Today, Kapsalis gives us a piece in which “the ABCs are seized in a convulsive fit,” each letter of the alphabet serving to introduce some episode of the history of hysteria. Accompanied by the sound design of Corbett and Thompson’s visual collage, this performance of The Hysterical Alphabet offers a multi-sensory engagement with the past to “disprove the theory that time heals all wombs.”

SO! is grateful to the artists for sharing their work with us.

— Guest Editor Karly-Lynne Scott

Inspired by primary medical writings and actual case histories, “The Hysterical Alphabet” tracks the 4,000 year history of hysteria starting with A in ancient Egypt. First published as a book with text by Terri Kapsalis and drawings by Gina Litherland, it subsequently assumed a different form as a performance featuring video and live soundtrack. Terri Kapsalis (voice), John Corbett (sound), and Danny Thompson (video) performed the feature length piece from 2007-2012 in many different venues, including the Art Institute of Chicago, Emory University, RISD, Bates College, Clark University, and the University of Chicago. The video documentation included here excerpts the letters S, T, U, and V, which focus on the 19th century, moving into the 20th century, and were drawn from the work of Charlotte Perkins Gilman, S. Weir Mitchell, Jean-Martin Charcot, and Sigmund Freud, among others.

 

John Corbett (sound) is a writer, sound-artist, and curator. He is the co-director of the art gallery Corbett vs. Dempsey. In 2002, Corbett served as Artistic Director of JazzFest Berlin, and he co-curated the Empty Bottle Festival of Jazz & Improvised Music for nine years. He is the producer of the Unheard Music Series, an archival program dedicated to creative music issues and re- issues, and he is the author of Extended Play: Sounding Off from John Cage to Dr. Funkenstein and Microgroove: Forays into Other Music. Corbett can be heard on a number of CDs including I’m Sick About My Hat and has brought his sound skills to two previous Theater Oobleck productions.

Terri Kapsalis’ (text/sound) writings have appeared in such publications as Short Fiction, The Baffler, Denver Quarterly, new formations, Public, and Lusitania. She is the author of Jane Addams’ Travel Medicine Kit, Hysterical Alphabet, and Public Privates: Performing Gynecology from Both Ends of the Speculum. Kapsalis is a founding member of Theater Oobleck, works as a health educator at Chicago Women’s Health Center, and teaches at the School of the Art Institute of Chicago.
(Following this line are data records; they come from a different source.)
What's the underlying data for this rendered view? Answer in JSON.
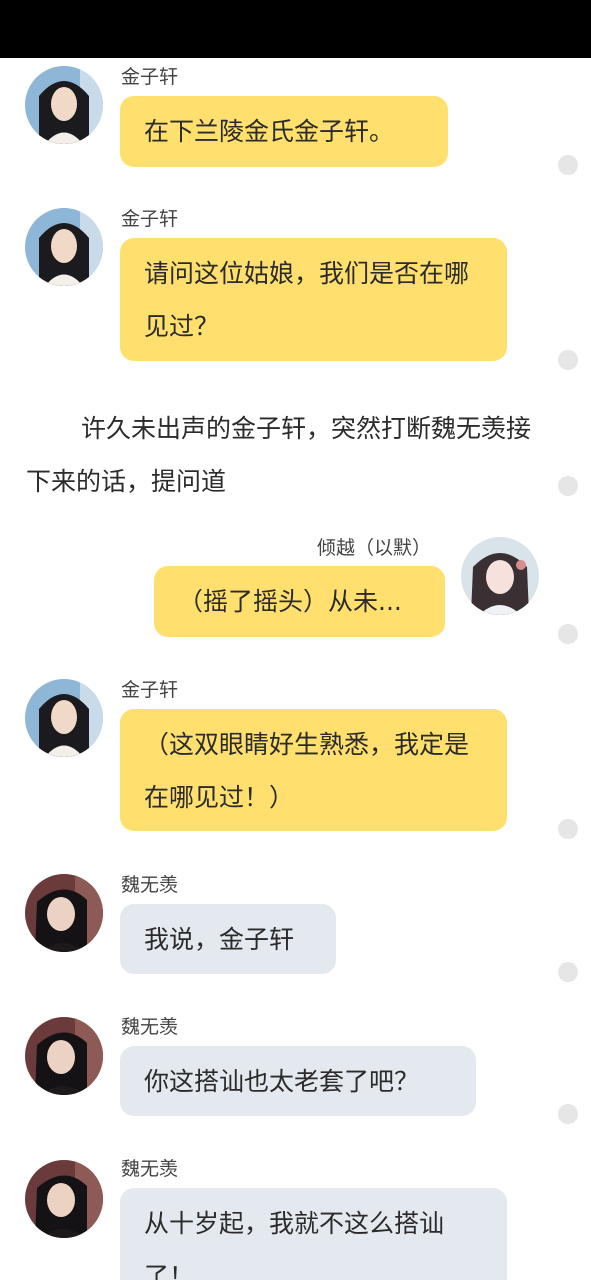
{
  "colors": {
    "accent_bubble": "#ffdf6e",
    "other_bubble": "#e4e9ef"
  },
  "messages": [
    {
      "speaker": "金子轩",
      "text": "在下兰陵金氏金子轩。"
    },
    {
      "speaker": "金子轩",
      "text": "请问这位姑娘，我们是否在哪见过？"
    },
    {
      "speaker": "倾越（以默）",
      "text": "（摇了摇头）从未..."
    },
    {
      "speaker": "金子轩",
      "text": "（这双眼睛好生熟悉，我定是在哪见过！）"
    },
    {
      "speaker": "魏无羡",
      "text": "我说，金子轩"
    },
    {
      "speaker": "魏无羡",
      "text": "你这搭讪也太老套了吧？"
    },
    {
      "speaker": "魏无羡",
      "text": "从十岁起，我就不这么搭讪了！"
    }
  ],
  "narration": "许久未出声的金子轩，突然打断魏无羡接下来的话，提问道",
  "avatars": {
    "jin": "male-long-hair-avatar",
    "qingyue": "female-hairpin-avatar",
    "wei": "male-dark-hair-avatar"
  }
}
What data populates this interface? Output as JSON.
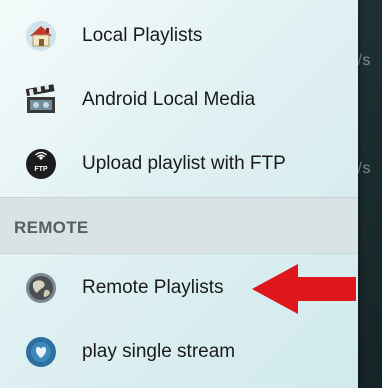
{
  "background": {
    "hint_lines": [
      "k/s",
      "k/s"
    ]
  },
  "drawer": {
    "local_items": [
      {
        "label": "Local Playlists",
        "icon": "house-icon"
      },
      {
        "label": "Android Local Media",
        "icon": "film-clapper-icon"
      },
      {
        "label": "Upload playlist with FTP",
        "icon": "ftp-icon",
        "icon_text": "FTP"
      }
    ],
    "remote_section": {
      "title": "REMOTE",
      "items": [
        {
          "label": "Remote Playlists",
          "icon": "globe-icon",
          "highlighted_by_arrow": true
        },
        {
          "label": "play single stream",
          "icon": "stream-icon"
        }
      ]
    }
  },
  "colors": {
    "arrow": "#e0161d",
    "section_bg": "#d9e3e5",
    "section_title": "#555e61",
    "app_background": "#1b2a2d"
  }
}
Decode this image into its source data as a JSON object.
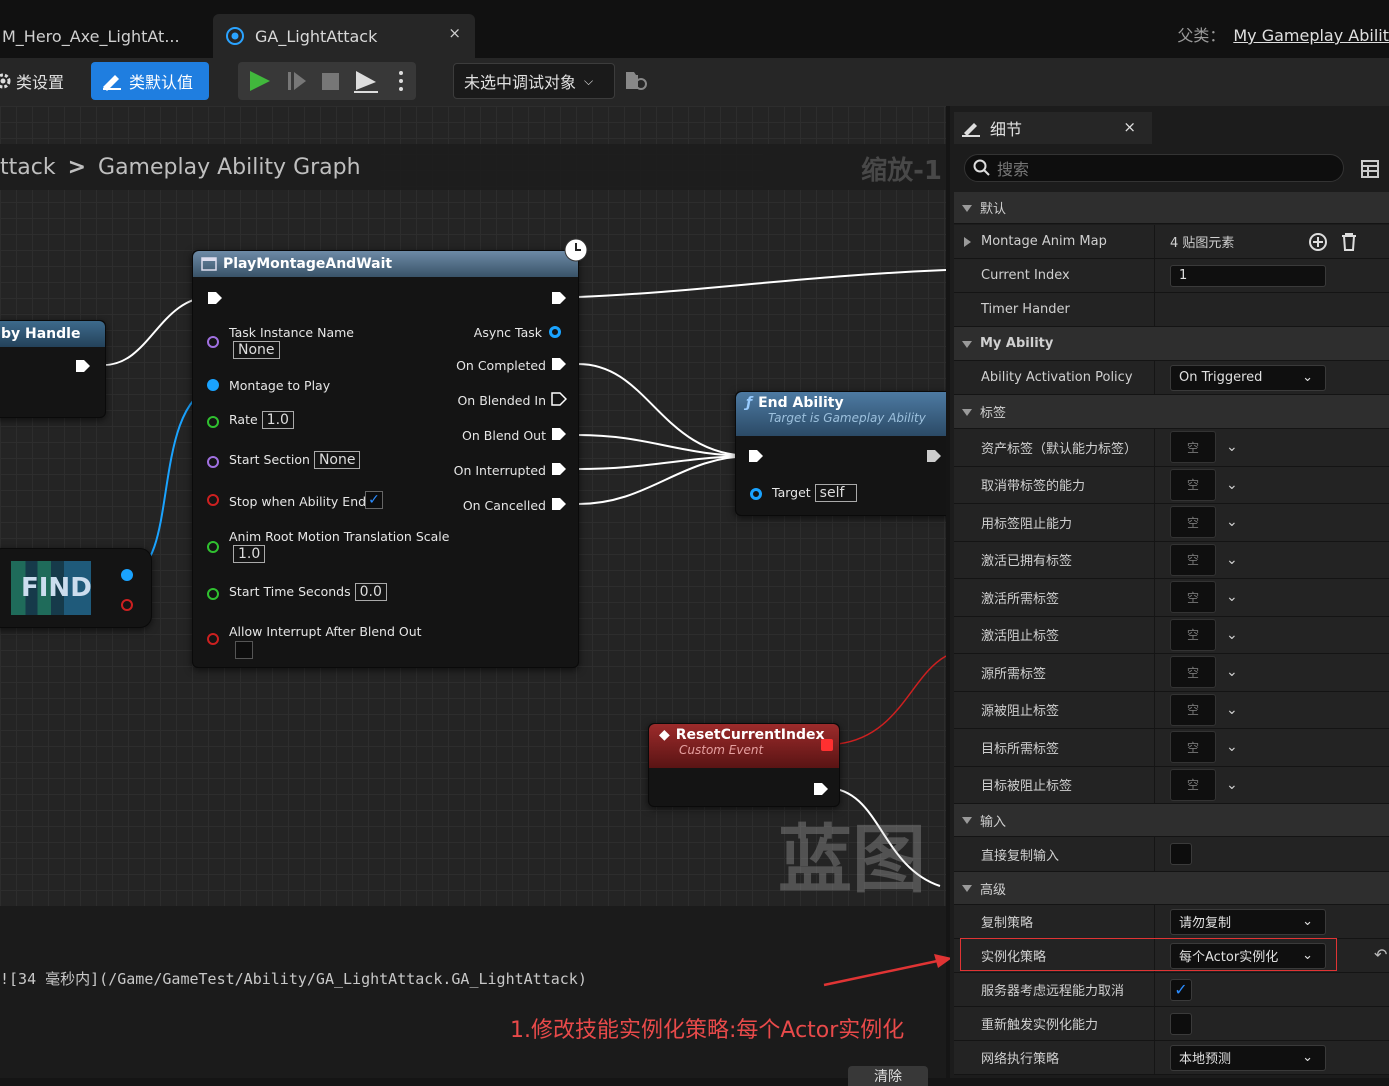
{
  "window": {
    "tabs": [
      {
        "label": "M_Hero_Axe_LightAt..."
      },
      {
        "label": "GA_LightAttack",
        "close": "×"
      }
    ],
    "parent_class_prefix": "父类：",
    "parent_class_link": "My Gameplay Abilit"
  },
  "toolbar": {
    "class_settings": "类设置",
    "class_defaults": "类默认值",
    "debug_target": "未选中调试对象"
  },
  "graph": {
    "breadcrumb_parent": "ttack",
    "breadcrumb_separator": ">",
    "breadcrumb_current": "Gameplay Ability Graph",
    "zoom": "缩放-1",
    "watermark": "蓝图",
    "nodes": {
      "handle": {
        "title": "by Handle"
      },
      "find": {
        "title": "FIND"
      },
      "play_montage": {
        "title": "PlayMontageAndWait",
        "inputs": {
          "task_instance_name": "Task Instance Name",
          "task_instance_value": "None",
          "montage_to_play": "Montage to Play",
          "rate": "Rate",
          "rate_value": "1.0",
          "start_section": "Start Section",
          "start_section_value": "None",
          "stop_when_ability_ends": "Stop when Ability Ends",
          "anim_root_motion": "Anim Root Motion Translation Scale",
          "anim_root_motion_value": "1.0",
          "start_time_seconds": "Start Time Seconds",
          "start_time_value": "0.0",
          "allow_interrupt": "Allow Interrupt After Blend Out"
        },
        "outputs": {
          "async_task": "Async Task",
          "on_completed": "On Completed",
          "on_blended_in": "On Blended In",
          "on_blend_out": "On Blend Out",
          "on_interrupted": "On Interrupted",
          "on_cancelled": "On Cancelled"
        }
      },
      "end_ability": {
        "title": "End Ability",
        "subtitle": "Target is Gameplay Ability",
        "target_label": "Target",
        "target_value": "self"
      },
      "reset_index": {
        "title": "ResetCurrentIndex",
        "subtitle": "Custom Event"
      }
    }
  },
  "log": {
    "line": "![34 毫秒内](/Game/GameTest/Ability/GA_LightAttack.GA_LightAttack)",
    "annotation": "1.修改技能实例化策略:每个Actor实例化",
    "clear": "清除"
  },
  "details": {
    "tab": "细节",
    "tab_close": "×",
    "search_placeholder": "搜索",
    "categories": {
      "default": "默认",
      "my_ability": "My Ability",
      "tags": "标签",
      "input": "输入",
      "advanced": "高级"
    },
    "props": {
      "montage_anim_map": {
        "name": "Montage Anim Map",
        "value": "4 贴图元素"
      },
      "current_index": {
        "name": "Current Index",
        "value": "1"
      },
      "timer_hander": {
        "name": "Timer Hander"
      },
      "activation_policy": {
        "name": "Ability Activation Policy",
        "value": "On Triggered"
      },
      "tag_rows": [
        {
          "name": "资产标签（默认能力标签）",
          "value": "空"
        },
        {
          "name": "取消带标签的能力",
          "value": "空"
        },
        {
          "name": "用标签阻止能力",
          "value": "空"
        },
        {
          "name": "激活已拥有标签",
          "value": "空"
        },
        {
          "name": "激活所需标签",
          "value": "空"
        },
        {
          "name": "激活阻止标签",
          "value": "空"
        },
        {
          "name": "源所需标签",
          "value": "空"
        },
        {
          "name": "源被阻止标签",
          "value": "空"
        },
        {
          "name": "目标所需标签",
          "value": "空"
        },
        {
          "name": "目标被阻止标签",
          "value": "空"
        }
      ],
      "direct_input": {
        "name": "直接复制输入",
        "checked": false
      },
      "replication_policy": {
        "name": "复制策略",
        "value": "请勿复制"
      },
      "instancing_policy": {
        "name": "实例化策略",
        "value": "每个Actor实例化"
      },
      "server_respects_cancel": {
        "name": "服务器考虑远程能力取消",
        "checked": true
      },
      "retrigger": {
        "name": "重新触发实例化能力",
        "checked": false
      },
      "net_execution": {
        "name": "网络执行策略",
        "value": "本地预测"
      }
    }
  },
  "colors": {
    "accent": "#1f7ee0",
    "annotation_red": "#e03434",
    "pin_blue": "#1aa3ff",
    "pin_green": "#30c030",
    "pin_purple": "#a070e0",
    "pin_red": "#cc2020"
  }
}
Danny Thompson (video) is a founding member of Theater Oobleck, for which he has written (and performed in) 20 plays and solo performances, including Necessity, Big Tooth High-Tech Megatron vs. the Sockpuppet of Procrastination, and The Complete Lost Works of Samuel Beckett as Found in an Envelope (Partially Burned) in a Dustbin in Paris Labeled “Never to be Performed. Never. Ever. Ever. Or I’ll Sue! I’ll Sue from the Grave!!! The latter was given the “Comedy Excellence Award” at the 2000 New York Fringe Festival, “Top Ten of the Fest” at the Edinburgh Fringe Festival in Scotland, and extensively toured the U.K. and Ireland.